After task force co-chairmen Maurice Boisvert and Robert Spellane explained incentives such as having the state itself make payments in lieu of taxes for social programs and the difficulty of finding common ground among the diverse interests in the mayor's task force, District 2 Councilor Philip P. Palmieri seemed less than impressed.
Saying that he believes it is necessary for the heads of social service agencies to change their attitudes, the councilor said, "I don't see much has changed."
He said he agrees with the agencies that the social services are of great benefit to the city. But he questioned why his council district
and District 4 have 80 percent of the social services in the city and why communities outside of Worcester, such as Paxton and Sutton have few or no social services. "I just ask that they help other communities," he said.
"As good as this report is, more needs to be done," Mr. Palmieri added.

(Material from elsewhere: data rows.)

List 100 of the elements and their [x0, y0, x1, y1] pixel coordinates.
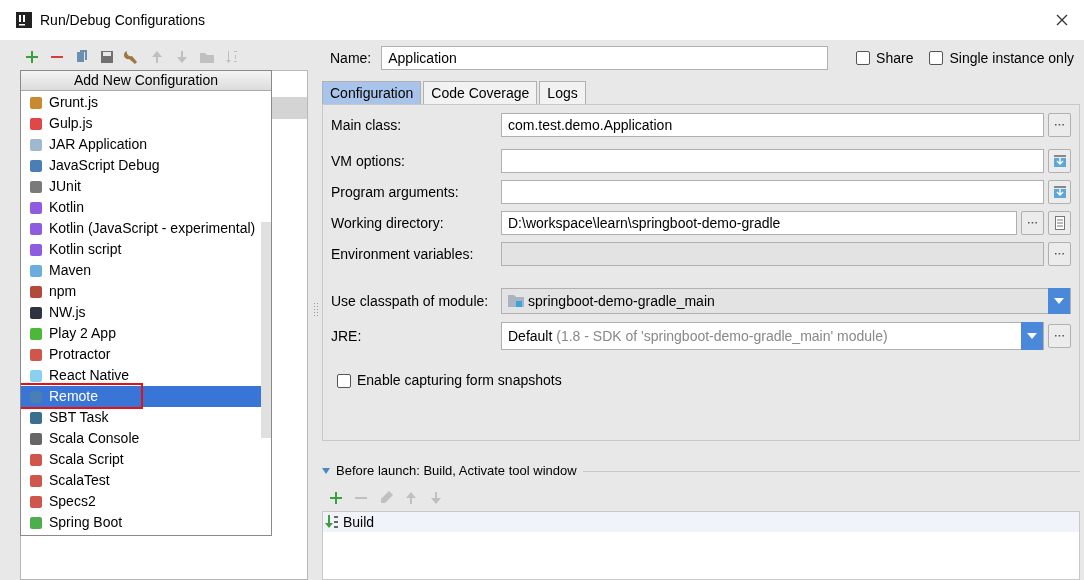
- configuration-type-icon: [29, 200, 43, 215]
- input-field[interactable]: D:\workspace\learn\springboot-demo-gradle: [501, 211, 1017, 235]
- configuration-type-icon: [29, 95, 43, 110]
- popup-title: Add New Configuration: [21, 71, 271, 91]
- configuration-type-icon: [29, 431, 43, 446]
- jre-dropdown[interactable]: Default (1.8 - SDK of 'springboot-demo-gradle_main' module): [501, 322, 1044, 350]
- collapse-triangle-icon[interactable]: [322, 468, 330, 474]
- close-icon[interactable]: [1056, 14, 1068, 26]
- field-label: Environment variables:: [331, 244, 475, 264]
- copy-icon[interactable]: [74, 49, 90, 65]
- browse-button[interactable]: [1048, 113, 1071, 137]
- configuration-type-item[interactable]: NW.js: [21, 302, 261, 323]
- expand-icon: [1052, 154, 1067, 168]
- document-icon: [1054, 216, 1065, 230]
- configuration-type-item[interactable]: npm: [21, 281, 261, 302]
- configuration-type-item[interactable]: Grunt.js: [21, 92, 261, 113]
- browse-button[interactable]: [1048, 324, 1071, 348]
- configuration-type-icon: [29, 263, 43, 278]
- configuration-type-item[interactable]: Maven: [21, 260, 261, 281]
- configuration-type-item[interactable]: Scala Console: [21, 428, 261, 449]
- configuration-type-icon: [29, 221, 43, 236]
- name-field[interactable]: Application: [381, 46, 829, 70]
- checkbox[interactable]: [929, 51, 944, 65]
- name-label: Name:: [329, 48, 372, 68]
- build-icon: [325, 515, 339, 529]
- configuration-type-item[interactable]: ScalaTest: [21, 470, 261, 491]
- field-label: Use classpath of module:: [331, 291, 490, 311]
- splitter-handle-icon[interactable]: [314, 303, 318, 317]
- configuration-type-item[interactable]: SBT Task: [21, 407, 261, 428]
- field-label: JRE:: [331, 326, 363, 346]
- configuration-type-icon: [29, 410, 43, 425]
- configuration-type-item[interactable]: Scala Script: [21, 449, 261, 470]
- input-field[interactable]: [501, 180, 1044, 204]
- configuration-type-icon: [29, 305, 43, 320]
- configuration-type-icon: [29, 494, 43, 509]
- field-label: Working directory:: [331, 213, 445, 233]
- configuration-type-icon: [29, 137, 43, 152]
- configuration-type-item[interactable]: Kotlin (JavaScript - experimental): [21, 218, 261, 239]
- field-label: Program arguments:: [331, 182, 460, 202]
- up-arrow-icon[interactable]: [403, 490, 419, 506]
- checkbox-label: Enable capturing form snapshots: [357, 371, 562, 390]
- wrench-icon[interactable]: [124, 49, 140, 65]
- configuration-type-item[interactable]: Protractor: [21, 344, 261, 365]
- tab[interactable]: Configuration: [322, 81, 422, 104]
- save-icon[interactable]: [99, 49, 115, 65]
- configuration-type-item[interactable]: Gulp.js: [21, 113, 261, 134]
- expand-button[interactable]: [1048, 180, 1071, 204]
- configuration-type-item[interactable]: React Native: [21, 365, 261, 386]
- browse-button[interactable]: [1048, 242, 1071, 266]
- down-arrow-icon[interactable]: [174, 49, 190, 65]
- configuration-type-item[interactable]: Remote: [21, 386, 261, 407]
- section-title: Before launch: Build, Activate tool window: [336, 462, 577, 481]
- configuration-type-item[interactable]: Spring Boot: [21, 512, 261, 533]
- configuration-type-item[interactable]: Kotlin: [21, 197, 261, 218]
- dropdown-value: Default (1.8 - SDK of 'springboot-demo-gradle_main' module): [508, 326, 889, 346]
- edit-icon[interactable]: [378, 490, 394, 506]
- module-dropdown[interactable]: springboot-demo-gradle_main: [501, 288, 1071, 314]
- configuration-type-icon: [29, 389, 43, 404]
- configuration-type-icon: [29, 326, 43, 341]
- module-folder-icon: [508, 294, 524, 308]
- configuration-type-item[interactable]: Play 2 App: [21, 323, 261, 344]
- configuration-type-icon: [29, 452, 43, 467]
- field-label: Main class:: [331, 115, 403, 135]
- configuration-type-item[interactable]: JUnit: [21, 176, 261, 197]
- checkbox-label: Share: [876, 48, 914, 68]
- input-field[interactable]: [501, 149, 1044, 173]
- checkbox[interactable]: [856, 51, 871, 65]
- macro-button[interactable]: [1048, 211, 1071, 235]
- tab[interactable]: Logs: [539, 81, 586, 104]
- configuration-type-icon: [29, 158, 43, 173]
- configuration-type-icon: [29, 473, 43, 488]
- configuration-type-icon: [29, 284, 43, 299]
- sort-icon[interactable]: [224, 49, 240, 65]
- window-title: Run/Debug Configurations: [40, 10, 205, 30]
- tab[interactable]: Code Coverage: [423, 81, 538, 104]
- configuration-type-icon: [29, 347, 43, 362]
- expand-button[interactable]: [1048, 149, 1071, 173]
- configuration-type-item[interactable]: JavaScript Debug: [21, 155, 261, 176]
- configuration-type-icon: [29, 179, 43, 194]
- configuration-type-icon: [29, 242, 43, 257]
- dropdown-value: springboot-demo-gradle_main: [528, 291, 716, 311]
- configuration-type-icon: [29, 368, 43, 383]
- configuration-type-icon: [29, 116, 43, 131]
- add-icon[interactable]: [328, 490, 344, 506]
- up-arrow-icon[interactable]: [149, 49, 165, 65]
- browse-button[interactable]: [1021, 211, 1044, 235]
- configuration-type-icon: [29, 515, 43, 530]
- configuration-type-item[interactable]: Specs2: [21, 491, 261, 512]
- checkbox[interactable]: [337, 373, 351, 388]
- add-icon[interactable]: [24, 49, 40, 65]
- input-field[interactable]: com.test.demo.Application: [501, 113, 1044, 137]
- down-arrow-icon[interactable]: [428, 490, 444, 506]
- app-logo-icon: [16, 12, 32, 28]
- configuration-type-item[interactable]: JAR Application: [21, 134, 261, 155]
- field-label: VM options:: [331, 151, 406, 171]
- task-item[interactable]: Build: [323, 512, 1079, 532]
- scrollbar[interactable]: [261, 222, 271, 438]
- configuration-type-item[interactable]: Kotlin script: [21, 239, 261, 260]
- expand-icon: [1052, 185, 1067, 199]
- checkbox-label: Single instance only: [949, 48, 1074, 68]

But Jonathan Mannina, litigation director of the Legal Assistance Corporation of Central Massachusetts, said even the voluntary nature of the mayor's task force may go too far. He said advance notification of programs to neighbors and officials and mapping sites potentially runs afoul of the U.S. Fair Housing Act's prohibition on treating people with disabilities differently from those without disabilities.
Mr. Mannina, whose organization recently received a grant from the U.S. Department of Housing and Urban Development to enforce the fair housing act, said even voluntary guidelines can be seen as coercion because the city distributes community development block grants that some agencies depend on.